Rede des Abgeordneten Valentin Lippmann zur 2. Lesung des Gesetzentwurfs „Staatsvertrag über die Errichtung eines Gemeinsamen Kompetenz- und Dienstleistungszentrums der Polizeien der Länder Berlin, Brandenburg, Sachsen, Sachsen-Anhalt und Thüringen…“ (Drs 6/10271)
64. Sitzung des Sächsischen Landtags, 13. Dezember, TOP 7

– Es gilt das gesprochene Wort –

Frau Präsidentin,
meine Damen und Herren,

wenn ein Innenminister vor laufenden Kameras einen Staatsvertrag unterzeichnet, der noch nicht fertig ausgehandelt ist und den Akt wenige Monate später noch einmal klammheimlich nachholen muss, kann man das bestenfalls als hochnotpeinlich abtun.
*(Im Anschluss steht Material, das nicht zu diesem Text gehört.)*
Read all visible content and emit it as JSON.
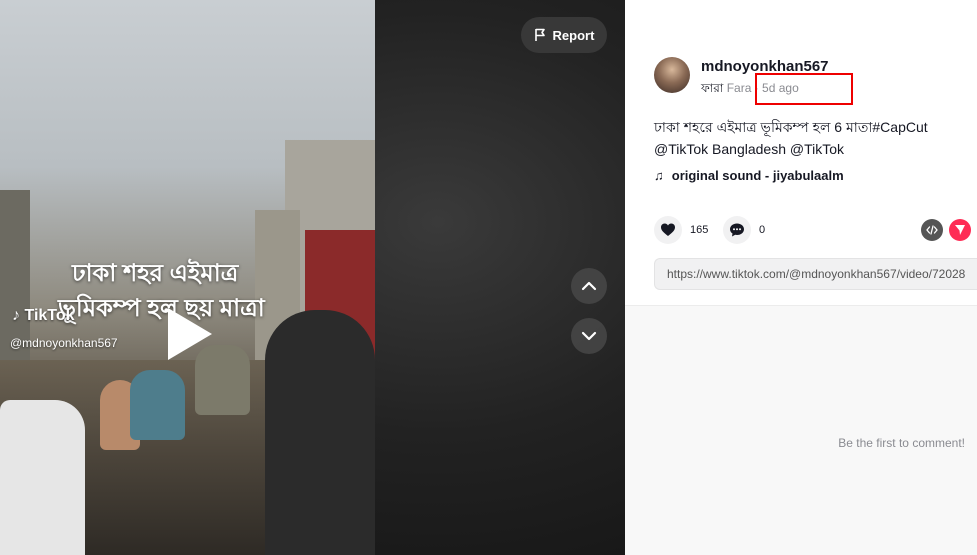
{
  "video": {
    "overlay_line1": "ঢাকা শহর এইমাত্র",
    "overlay_line2": "ভূমিকম্প হল ছয় মাত্রা",
    "watermark_logo": "TikTok",
    "watermark_user": "@mdnoyonkhan567"
  },
  "controls": {
    "report_label": "Report"
  },
  "author": {
    "username": "mdnoyonkhan567",
    "nickname_bn": "ফারা",
    "nickname_en": "Fara",
    "separator": " · ",
    "posted": "5d ago"
  },
  "caption": {
    "text": "ঢাকা শহরে এইমাত্র ভূমিকম্প হল 6 মাতা",
    "hashtag": "#CapCut",
    "mention1": "@TikTok Bangladesh",
    "mention2": "@TikTok"
  },
  "sound": {
    "label": "original sound - jiyabulaalm"
  },
  "stats": {
    "likes": "165",
    "comments": "0"
  },
  "link": {
    "url": "https://www.tiktok.com/@mdnoyonkhan567/video/72028"
  },
  "comments_section": {
    "empty_text": "Be the first to comment!"
  },
  "colors": {
    "accent": "#fe2c55",
    "highlight": "#ee0000"
  }
}
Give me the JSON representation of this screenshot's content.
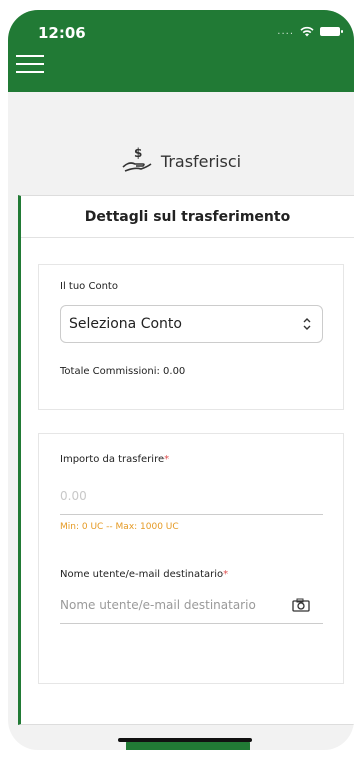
{
  "status_bar": {
    "time": "12:06",
    "signal": "....",
    "wifi_icon": "wifi-icon",
    "battery_icon": "battery-icon"
  },
  "header": {
    "menu_icon": "hamburger-menu-icon",
    "color": "#217a35"
  },
  "page": {
    "title": "Trasferisci",
    "icon": "money-hand-icon"
  },
  "card": {
    "title": "Dettagli sul trasferimento"
  },
  "account_section": {
    "label": "Il tuo Conto",
    "select_value": "Seleziona Conto",
    "commission": "Totale Commissioni: 0.00"
  },
  "transfer_section": {
    "amount_label": "Importo da trasferire",
    "amount_required": "*",
    "amount_placeholder": "0.00",
    "range": "Min: 0 UC -- Max: 1000 UC",
    "recipient_label": "Nome utente/e-mail destinatario",
    "recipient_required": "*",
    "recipient_placeholder": "Nome utente/e-mail destinatario",
    "camera_icon": "camera-icon"
  },
  "colors": {
    "primary": "#217a35",
    "warning": "#e59a24",
    "required": "#e05050"
  }
}
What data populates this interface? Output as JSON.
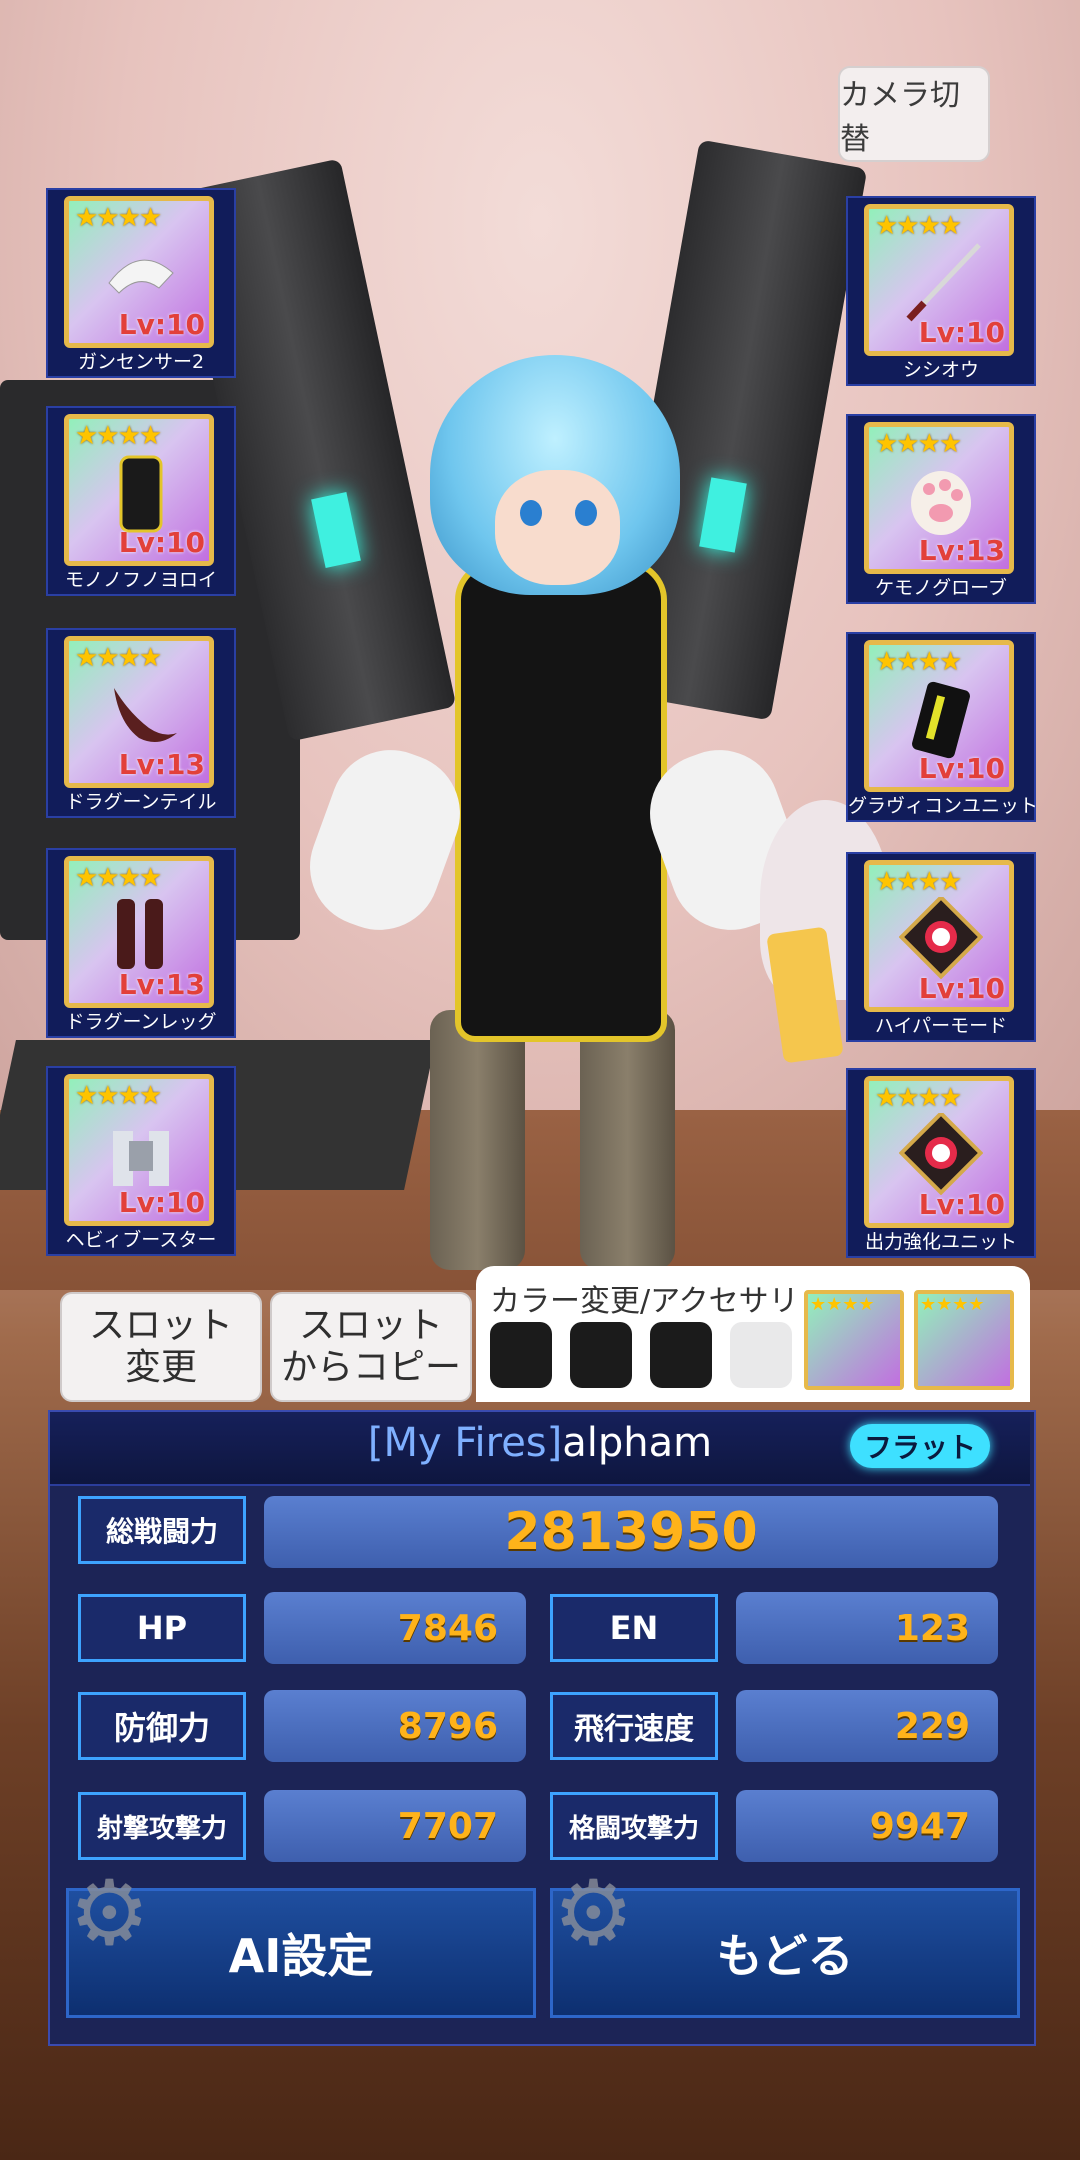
{
  "camera_button": {
    "label": "カメラ切替"
  },
  "left_slots": [
    {
      "name": "ガンセンサー2",
      "level": "Lv:10",
      "stars": "★★★★"
    },
    {
      "name": "モノノフノヨロイ",
      "level": "Lv:10",
      "stars": "★★★★"
    },
    {
      "name": "ドラグーンテイル",
      "level": "Lv:13",
      "stars": "★★★★"
    },
    {
      "name": "ドラグーンレッグ",
      "level": "Lv:13",
      "stars": "★★★★"
    },
    {
      "name": "ヘビィブースター",
      "level": "Lv:10",
      "stars": "★★★★"
    }
  ],
  "right_slots": [
    {
      "name": "シシオウ",
      "level": "Lv:10",
      "stars": "★★★★"
    },
    {
      "name": "ケモノグローブ",
      "level": "Lv:13",
      "stars": "★★★★"
    },
    {
      "name": "グラヴィコンユニット",
      "level": "Lv:10",
      "stars": "★★★★"
    },
    {
      "name": "ハイパーモード",
      "level": "Lv:10",
      "stars": "★★★★"
    },
    {
      "name": "出力強化ユニット",
      "level": "Lv:10",
      "stars": "★★★★"
    }
  ],
  "slot_change_button": {
    "line1": "スロット",
    "line2": "変更"
  },
  "slot_copy_button": {
    "line1": "スロット",
    "line2": "からコピー"
  },
  "color_panel": {
    "title": "カラー変更/アクセサリ",
    "swatches": [
      "#1b1b1b",
      "#1b1b1b",
      "#1b1b1b",
      "#e9e9ea"
    ],
    "accessory_stars": "★★★★"
  },
  "player": {
    "team": "[My Fires]",
    "name": "alpham",
    "mode_badge": "フラット"
  },
  "stats": {
    "total_power": {
      "label": "総戦闘力",
      "value": "2813950"
    },
    "hp": {
      "label": "HP",
      "value": "7846"
    },
    "en": {
      "label": "EN",
      "value": "123"
    },
    "defense": {
      "label": "防御力",
      "value": "8796"
    },
    "flight_speed": {
      "label": "飛行速度",
      "value": "229"
    },
    "shot_attack": {
      "label": "射撃攻撃力",
      "value": "7707"
    },
    "melee_attack": {
      "label": "格闘攻撃力",
      "value": "9947"
    }
  },
  "bottom_buttons": {
    "ai": "AI設定",
    "back": "もどる"
  },
  "colors": {
    "accent_value": "#ffb31a",
    "panel": "#1c2456",
    "label_border": "#3da3ff",
    "badge": "#3ee0ff"
  }
}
Wenn es dabei jedoch um mittelbare Eingriffe in die Bürgerrechte geht und es ein Innenminister offenbar kaum erwarten konnte, der erste zu sein, der den Startschuss in eine neue Ägide der Überwachung gibt, ist dies nicht weniger als der Beweis, dass Unions-Innenminister selbst für banale Medientermine bereit sind, unsere Grundrechte zur Disposition zu stellen.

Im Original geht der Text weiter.